Les palpations étaient-elles indispensables ?
Les palpations étaient-elles indispensables ?

Le 14 mai dernier est passé devant le tribunal correctionnel de Mets le docteur, médecin inspecteur régional de police, qui aimait un peu trop palper, lors des visites médicales, de jeunes policières âgées entre 23 et 25 ans. 

Le 14 mai se tenait le procès du médecin inspecteur régional de la police de la région Grand Est, le dr Frey, pour des faits d’agressions sexuelles.  Selon un communiqué du syndicat de policiers Vigi, ce médecin est poursuivi par une dizaine de jeunes policières, qui l’accusent d’agression sexuelles. Une première alerte avait été lancée le 24 octobre 2018 par le syndicat Vigi, qui avait demandé une expertise de ce médecin inspecteur régional (Mir). rebelote le 17 novembre 2018, avant que le ministre de l’Intérieur ne réponde le 28 novembre, en indiquant qu’il « a pris connaissance des observations"', et que la direction générale de la police nationale (DGPN) a été saisie. Mais contre toute attente, c’est le secrétaire général de Vigi, Alexandre Langlois, qui est convoqué pour un entretien disciplinaire. Motif : il n’a pas respecté son devoir de réserve en dénonçant les agissements de ce médecin. Mais le 7 février 2019, le scandale éclate lorsque 9 policières décident de porter plainte contre ce médecin pour agressions sexuelles. 

Palpations dérangeantes

Lors de l’audience qui s’est donc tenue ce 14 mai, au tribunal correctionnel de Reims, les avocats des plaignantes sont rentrées dans le détail. Elles l’accusent de gestes déplacés lors de visites médicales professionnelles, entre 2014 et 2016 à Mulhouse et juin 2018 à Reims. En particulier de leur palper avec insistance la poitrine. Lorsque l’on lui demande pourquoi il se sentait dans l’obligation de pratiquer ces palpations, le MIR a répondu qu’il recherchait d’éventuels signes pathologiques comme des cancers.

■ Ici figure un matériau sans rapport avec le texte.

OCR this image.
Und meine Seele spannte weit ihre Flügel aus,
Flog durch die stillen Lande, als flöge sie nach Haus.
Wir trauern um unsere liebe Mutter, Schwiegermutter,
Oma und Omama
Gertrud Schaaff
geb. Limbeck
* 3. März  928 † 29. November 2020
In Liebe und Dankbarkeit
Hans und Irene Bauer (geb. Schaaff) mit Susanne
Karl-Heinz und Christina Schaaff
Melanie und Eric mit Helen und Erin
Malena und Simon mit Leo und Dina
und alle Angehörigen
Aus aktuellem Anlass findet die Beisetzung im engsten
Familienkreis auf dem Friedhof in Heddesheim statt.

Un autre médecin inspecteur régional, appelé à témoigner à la barre, a pour sa part affirmé qu’il n’avait jamais procédé à de pareilles palpations… 

 

 

Le procureur a requis contre ce médecin 18 mois de prison avec sursis, obligations de soins pour « psychorigidité » , et interdiction d’exercer, selon le syndicat VIGI. Lequel syndicat informe que 12 autres plaintes sont en cours d’instruction. Le jugement de ce premier procès sera rendu le 18 juin prochain. Entre-temps, le médecin passera de nouveau devant le tribunal de Metz le 6 juin prochain, cette fois-ci en tant que plaignant. Il poursuit le syndicat VIGI pour diffamation.